When a worker thread picks up a claimed row:

it transitions to RUNNING
it sets started_at_epoch_ms at that moment
it computes deadline_epoch_ms = started_at + timeout

Step execution¶

Inside the workflow:

if ERROR: retry a configurable amount of times
else: execute and persist output/error

Terminal states¶

When workflow finishes, it writes one terminal status:

SUCCESS
ERROR
CANCELLED

Partition keys¶

(e.i. arbitration to a shared resource)

one workflow at a time per instrument/resource.

DB: don’t claim if another workflow in that partition is already pending/running
runtime: keep a local active partition set to avoid double-dispatch in-process

Ignition/Jython interpreter reload issue¶

Ignition adds one special operational hazard DBOS doesn’t have. When you save the project script library in Ignition:

A new Jython interpreter is created.
Old running threads are not automatically killed.
Those old threads keep running old code until they exit.

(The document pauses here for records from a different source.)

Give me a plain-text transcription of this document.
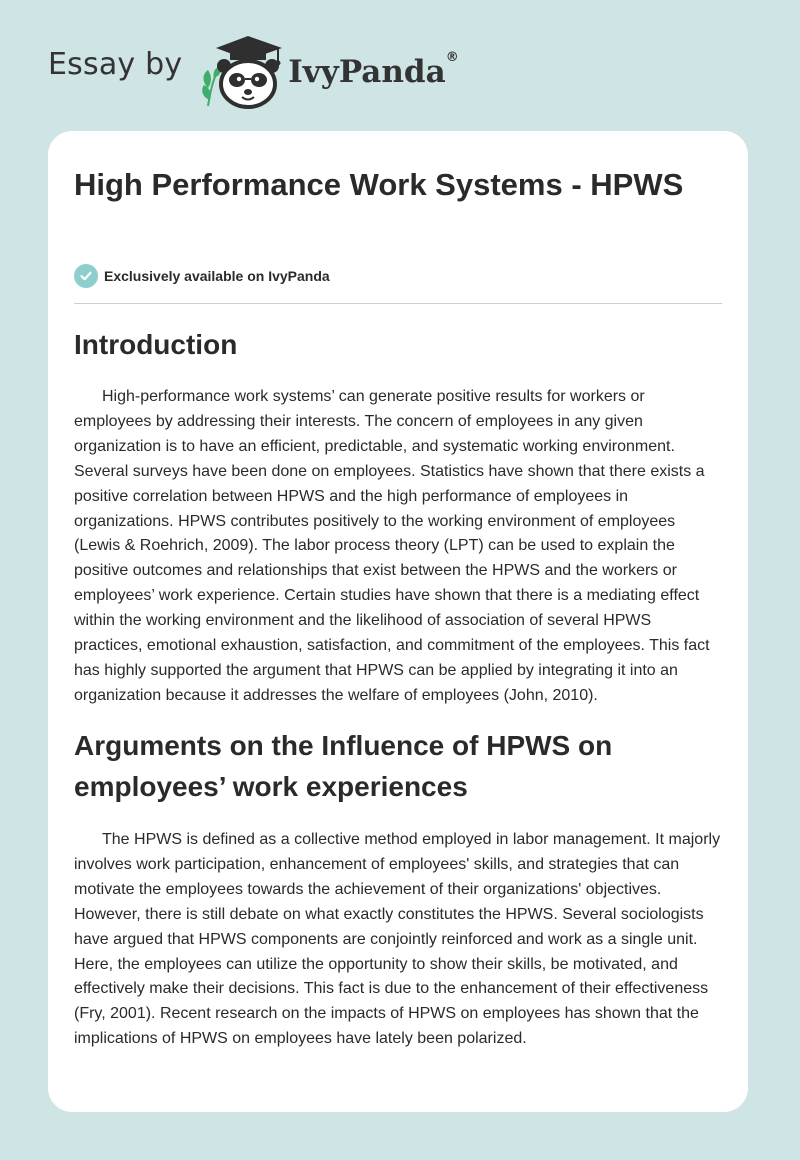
Essay by	IvyPanda®
High Performance Work Systems - HPWS
Exclusively available on IvyPanda
Introduction

High-performance work systems’ can generate positive results for workers or employees by addressing their interests. The concern of employees in any given organization is to have an efficient, predictable, and systematic working environment. Several surveys have been done on employees. Statistics have shown that there exists a positive correlation between HPWS and the high performance of employees in organizations. HPWS contributes positively to the working environment of employees (Lewis & Roehrich, 2009). The labor process theory (LPT) can be used to explain the positive outcomes and relationships that exist between the HPWS and the workers or employees’ work experience. Certain studies have shown that there is a mediating effect within the working environment and the likelihood of association of several HPWS practices, emotional exhaustion, satisfaction, and commitment of the employees. This fact has highly supported the argument that HPWS can be applied by integrating it into an organization because it addresses the welfare of employees (John, 2010).

Arguments on the Influence of HPWS on employees’ work experiences

The HPWS is defined as a collective method employed in labor management. It majorly involves work participation, enhancement of employees' skills, and strategies that can motivate the employees towards the achievement of their organizations' objectives. However, there is still debate on what exactly constitutes the HPWS. Several sociologists have argued that HPWS components are conjointly reinforced and work as a single unit. Here, the employees can utilize the opportunity to show their skills, be motivated, and effectively make their decisions. This fact is due to the enhancement of their effectiveness (Fry, 2001). Recent research on the impacts of HPWS on employees has shown that the implications of HPWS on employees have lately been polarized.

That can create version-mixing bugs and memory leaks when old interpreter objects stay referenced.

flowchart TD
  A[Designer saves project scripts] --> B[New Jython interpreter starts]
  A --> C[Old long-running threads keep running]
  B --> D[New events use new code]
  C --> E[Old code still executing]
  D --> F[Risk: mixed behavior & leaked state]
  E --> F

This behavior is not a Workflows-specific issue; it is a known Ignition/Jython lifecycle behavior discussed heavily in the forum.

This project is basically built around that reality:

Keep one workflow runtime per Gateway JVM (not per interpreter).
Don’t accidentally create new thread pools every time scripts reload.
Make workflows durable by storing state in Postgres, not in memory.
Keep tag/event scripts fast (single-digit ms ideally).
Provide a clean “upgrade / cutover” during production enviroments using maintenance mode.

How we mitigate mixed-version execution¶

We use maintenance controls and generation swap instead of pretending restarts do not happen.

enterMaintenance(mode="drain"): stop claiming new work.
Let in-flight work finish.
swapIfDrained(): swap executors and increment generation when drained.
exitMaintenance(): resume normal dispatch.

sequenceDiagram
  participant Op as Operator/Admin
  participant API as api.admin
  participant RT as Runtime

  Op->>API: enterMaintenance("drain")
  API->>RT: maintenanceEnabled=true
  Note over RT: dispatch no longer claims new rows
  Op->>API: getMaintenanceStatus()
  Op->>API: swapIfDrained()
  API->>RT: replace executors, generation++
  Op->>API: exitMaintenance()

This does not magically preempt running step code (that is a non-goal). It gives you a controlled cutover model.

References¶

These posts explain the lifecycle/thread behavior this design is built around:

When are gateway scripts reloaded?
project save creates new interpreter; running scripts/threads keep old environment.
Request persistence of an object instance after scripting save
old Jython objects can persist; invokeAsynchronous threads can be a major hazard.
Gateway Script Error: super(type, obj) ...
clear explanation that save does not kill running threads.
Garbage collection for scripts
guidance on long-lived thread shutdown signaling.
Tag value change event
why tag event scripts should be single-digit milliseconds.
Script execution time
deeper details on tag event thread pools and missed events.
Managing multiple asynchronous threads
practical discussions around multi-thread script management in Ignition.